Fermented or leavened wheat, rye, oats, spelt and barley. When these grains come in contact with water, they leaven within 18 minutes. In the case of hot or salted water, leavening takes place instantly. Chametz may not be consumed either by eating or drinking, and may not be held in one’s possession, nor may any benefit be derived from chametz. Grain flour is commonly produced from grains that have been washed and tempered. Tempering is the process by which grains are softened by soaking in water, and this flour and all products made with it are, therefore, chametz.
Leguminous vegetables such as beans, peas, corn and rice. The consumption of these foods is restricted by European Rabbinic tradition, though these foods are not chametz. Unlike chametz, benefit from and possession of kitniot during Passover are permitted. Yemenite, Sephardic and Oriental Jews are not bound to this custom by their traditions. The tradition of the kitniot restriction has been steadfastly maintained by all Jews of European origin for centuries. This includes the Jews of France, England, Germany, Russia, Poland, Hungary, Austria and the Low Countries.

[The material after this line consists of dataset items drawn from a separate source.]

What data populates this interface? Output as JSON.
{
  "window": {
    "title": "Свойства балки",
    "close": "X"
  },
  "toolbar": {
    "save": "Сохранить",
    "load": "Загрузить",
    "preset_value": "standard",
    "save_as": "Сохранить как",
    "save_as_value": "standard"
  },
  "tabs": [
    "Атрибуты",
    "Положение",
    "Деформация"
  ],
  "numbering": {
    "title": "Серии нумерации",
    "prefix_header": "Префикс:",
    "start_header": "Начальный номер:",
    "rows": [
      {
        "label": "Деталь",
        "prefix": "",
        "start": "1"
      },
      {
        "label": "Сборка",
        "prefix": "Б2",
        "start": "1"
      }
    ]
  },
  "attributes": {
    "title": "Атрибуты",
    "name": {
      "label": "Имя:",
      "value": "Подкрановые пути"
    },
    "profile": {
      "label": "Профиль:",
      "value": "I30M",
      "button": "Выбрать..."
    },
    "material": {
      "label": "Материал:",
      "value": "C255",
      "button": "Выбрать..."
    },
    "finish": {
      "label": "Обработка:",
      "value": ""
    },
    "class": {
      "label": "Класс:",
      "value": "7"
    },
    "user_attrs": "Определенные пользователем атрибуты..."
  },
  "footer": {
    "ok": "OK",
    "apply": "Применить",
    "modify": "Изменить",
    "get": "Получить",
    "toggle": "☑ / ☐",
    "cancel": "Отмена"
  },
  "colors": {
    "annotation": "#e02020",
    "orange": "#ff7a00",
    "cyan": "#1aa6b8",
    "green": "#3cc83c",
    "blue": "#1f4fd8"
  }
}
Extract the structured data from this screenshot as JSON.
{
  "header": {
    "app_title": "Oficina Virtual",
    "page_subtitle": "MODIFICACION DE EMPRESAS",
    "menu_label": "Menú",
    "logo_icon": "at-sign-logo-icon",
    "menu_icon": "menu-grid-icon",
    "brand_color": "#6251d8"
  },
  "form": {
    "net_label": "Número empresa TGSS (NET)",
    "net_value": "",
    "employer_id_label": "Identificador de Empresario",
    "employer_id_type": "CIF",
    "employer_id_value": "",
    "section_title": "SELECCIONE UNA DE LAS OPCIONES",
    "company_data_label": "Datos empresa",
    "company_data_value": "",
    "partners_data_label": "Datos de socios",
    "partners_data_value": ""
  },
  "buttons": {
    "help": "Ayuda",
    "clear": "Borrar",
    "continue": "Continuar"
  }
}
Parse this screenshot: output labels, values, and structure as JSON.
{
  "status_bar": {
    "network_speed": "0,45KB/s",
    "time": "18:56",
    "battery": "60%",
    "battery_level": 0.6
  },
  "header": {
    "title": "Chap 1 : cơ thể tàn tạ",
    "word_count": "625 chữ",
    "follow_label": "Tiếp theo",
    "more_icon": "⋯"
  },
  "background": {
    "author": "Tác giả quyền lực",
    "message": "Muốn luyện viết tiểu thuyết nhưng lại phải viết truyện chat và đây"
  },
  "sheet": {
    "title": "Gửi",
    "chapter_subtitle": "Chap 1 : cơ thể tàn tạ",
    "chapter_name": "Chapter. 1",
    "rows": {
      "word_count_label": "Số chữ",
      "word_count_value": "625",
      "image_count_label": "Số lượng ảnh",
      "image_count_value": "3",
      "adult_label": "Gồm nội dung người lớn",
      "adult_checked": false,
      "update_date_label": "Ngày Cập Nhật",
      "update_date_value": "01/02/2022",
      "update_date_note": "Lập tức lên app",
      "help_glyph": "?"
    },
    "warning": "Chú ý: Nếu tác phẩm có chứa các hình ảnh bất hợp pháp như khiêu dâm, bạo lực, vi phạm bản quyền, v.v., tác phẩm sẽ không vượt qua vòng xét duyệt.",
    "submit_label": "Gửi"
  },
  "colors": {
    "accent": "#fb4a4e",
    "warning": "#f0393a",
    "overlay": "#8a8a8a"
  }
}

Unleavened bread prepared from the flour of grains that have not been washed or tempered, and have been milled under supervision, completely protected from any contact with water. Matzah may be prepared only with water that has been stored overnight. It is kneaded into dough either by hand or machine, but only in a cool room, since heat may cause instant leavening. The dough may not be left idle for a period longer than 18 minutes.
It is rolled into thin sheets and then baked. All equipment used in the preparation of matzah must be constantly cleaned of dough crumbs, and the oven in which matzah is baked must be set at the proper baking temperature. Insufficiently heated ovens cause leavening to occur. Once matzah has been baked properly, leavening can no longer occur, and the product can no longer become chametz. Therefore, matzah products such as ground matzah meal, flour and farfel may be cooked in hot water, baked or blended with any variety of Passover ingredients.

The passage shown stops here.